On 21 August, Kyoto University established a memorandum of understanding (MoU) with the University of Antananarivo (UoA), Madagascar’s largest national university based in the nation’s capital. The MoU is anticipated to accelerate the pace of academic exchange between the two institutions, wherein multiple department-level exchange agreements were already established as of 2018.
The signing ceremony took place at UoA, where KyotoU was represented by President Juichi Yamagiwa along with several researchers, including Associate Professor Akira Mori of the Graduate School of Science, and Assistant Professor Hiroki Sato of the Center for African Area Studies (CAAS).
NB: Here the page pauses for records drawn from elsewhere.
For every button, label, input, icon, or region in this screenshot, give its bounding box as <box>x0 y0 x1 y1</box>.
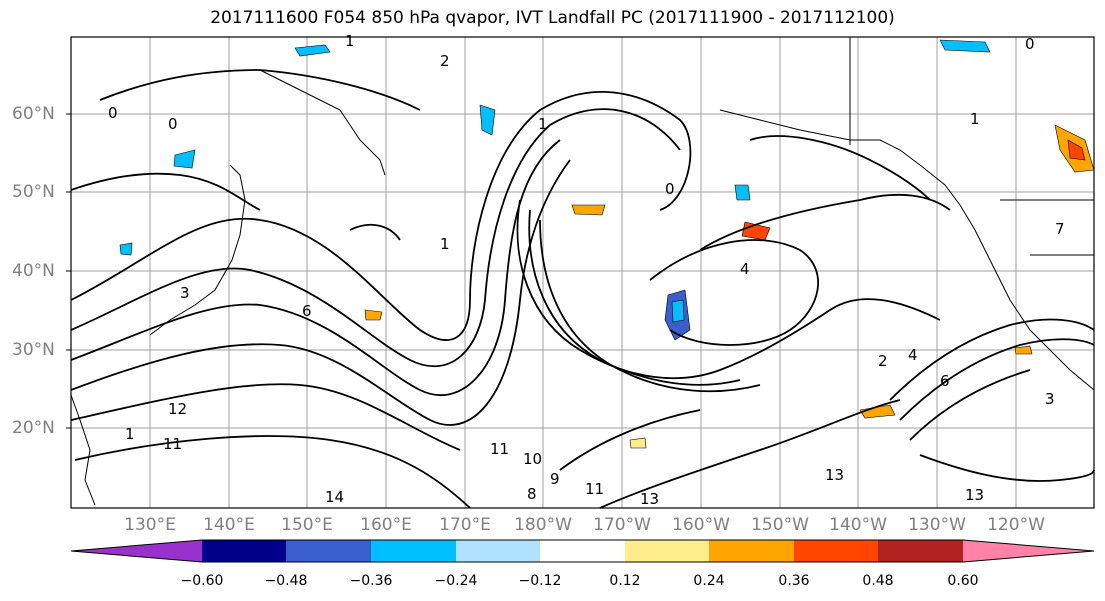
lat-label: 40°N <box>12 261 55 281</box>
lon-label: 180°W <box>514 515 572 535</box>
colorbar-tick-label: 0.60 <box>947 573 979 589</box>
contour-label: 9 <box>550 470 560 488</box>
lat-label: 20°N <box>12 418 55 438</box>
colorbar-tick-label: −0.36 <box>349 573 393 589</box>
contour-label: 3 <box>1045 390 1055 408</box>
colorbar-tick-label: 0.48 <box>862 573 894 589</box>
chart-title: 2017111600 F054 850 hPa qvapor, IVT Land… <box>210 8 895 28</box>
contour-label: 11 <box>490 440 510 458</box>
lon-label: 120°W <box>987 515 1045 535</box>
contour-label: 1 <box>345 32 355 50</box>
contour-label: 8 <box>527 485 537 503</box>
lon-label: 150°W <box>751 515 809 535</box>
contour-label: 2 <box>440 52 450 70</box>
colorbar-tick-label: −0.48 <box>264 573 308 589</box>
ivt-contours <box>70 69 1095 509</box>
contour-label: 6 <box>940 372 950 390</box>
colorbar-tick-label: −0.12 <box>518 573 562 589</box>
contour-label: 2 <box>878 352 888 370</box>
contour-label: 13 <box>825 466 845 484</box>
lon-label: 140°W <box>829 515 887 535</box>
lon-label: 160°W <box>672 515 730 535</box>
lat-label: 60°N <box>12 104 55 124</box>
contour-label: 1 <box>970 110 980 128</box>
contour-label: 13 <box>965 486 985 504</box>
contour-label: 0 <box>168 115 178 133</box>
lat-label: 30°N <box>12 340 55 360</box>
contour-label: 4 <box>908 346 918 364</box>
contour-label: 3 <box>180 284 190 302</box>
lat-label: 50°N <box>12 182 55 202</box>
lon-label: 130°E <box>124 515 176 535</box>
colorbar-tick-label: 0.24 <box>693 573 725 589</box>
plot-frame <box>70 36 1095 509</box>
contour-label: 1 <box>440 235 450 253</box>
contour-label: 1 <box>538 115 548 133</box>
colorbar-tick-label: 0.12 <box>609 573 641 589</box>
lon-label: 140°E <box>203 515 255 535</box>
contour-label: 12 <box>168 400 188 418</box>
contour-label: 11 <box>585 480 605 498</box>
colorbar-tick-label: −0.24 <box>434 573 478 589</box>
contour-label: 13 <box>640 490 660 508</box>
contour-label: 4 <box>740 260 750 278</box>
colorbar-tick-label: 0.36 <box>778 573 810 589</box>
anomaly-shading <box>119 39 1095 449</box>
lon-label: 150°E <box>281 515 333 535</box>
lon-label: 170°E <box>439 515 491 535</box>
gridlines <box>71 37 1094 508</box>
contour-label: 6 <box>302 302 312 320</box>
contour-label: 1 <box>125 425 135 443</box>
coastlines <box>70 37 1095 506</box>
lon-label: 130°W <box>908 515 966 535</box>
contour-label: 10 <box>523 450 543 468</box>
contour-label: 0 <box>108 104 118 122</box>
lon-label: 170°W <box>593 515 651 535</box>
lon-label: 160°E <box>360 515 412 535</box>
colorbar-tick-label: −0.60 <box>180 573 224 589</box>
contour-label: 14 <box>325 488 345 506</box>
contour-label: 11 <box>163 435 183 453</box>
contour-label: 7 <box>1055 220 1065 238</box>
contour-label: 0 <box>1025 35 1035 53</box>
contour-label: 0 <box>665 180 675 198</box>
Representatives from UoA included President Mamy Ravelomanana and several other members of the faculty and staff. Also in attendance was His Excellency Mr Ichiro Ogasawara, ambassador of Japan to Madagascar.
The ceremony opened with greetings from President Ravelomanana, followed by remarks from UoA Faculty of Science Professor Hajanirina Rakotomanana, who had long served as a bridge between the two universities. The professor recounted the details of the process leading up to the agreement, and expressed high expectations for its impact on the Kyoto-UoA academic exchange relationship. The two presidents then signed the MoU document in the presence of Ambassador Ogasawara and others, completing the ceremony.
Afterwards, President Yamagiwa delivered a keynote address, outlining the history of academic exchange between the two universities, and citing some of the successful collaborations that have come out of the partnership. He explained that KyotoU and UoA first collaborated in 1997, and over the next 22 years, have jointly made numerous important discoveries in many fields including ethology, animal ecology, and primatology. The president also noted that the just-concluded agreement can pave the way for collaboration in a range of additional fields, possibly including forest ecology, genetics, anthropology, area studies, and economics. Kyoto University has found another invaluable research partner in Africa.
On the following day, the KyotoU delegation visited a local national park, where some of the University’s researchers are at work. The group inspected the survey activities being carried out in the forest, including primate observation and reptile specimen collection. Participants were impressed by the richness of the Malagasy tropical biodiversity, while at the same time noting signs of rapid decline. By facilitating collaboration in field research and training, the KyotoU-UoA MoU is anticipated to contribute to finding solutions to a wide variety of issues, including biodiversity loss.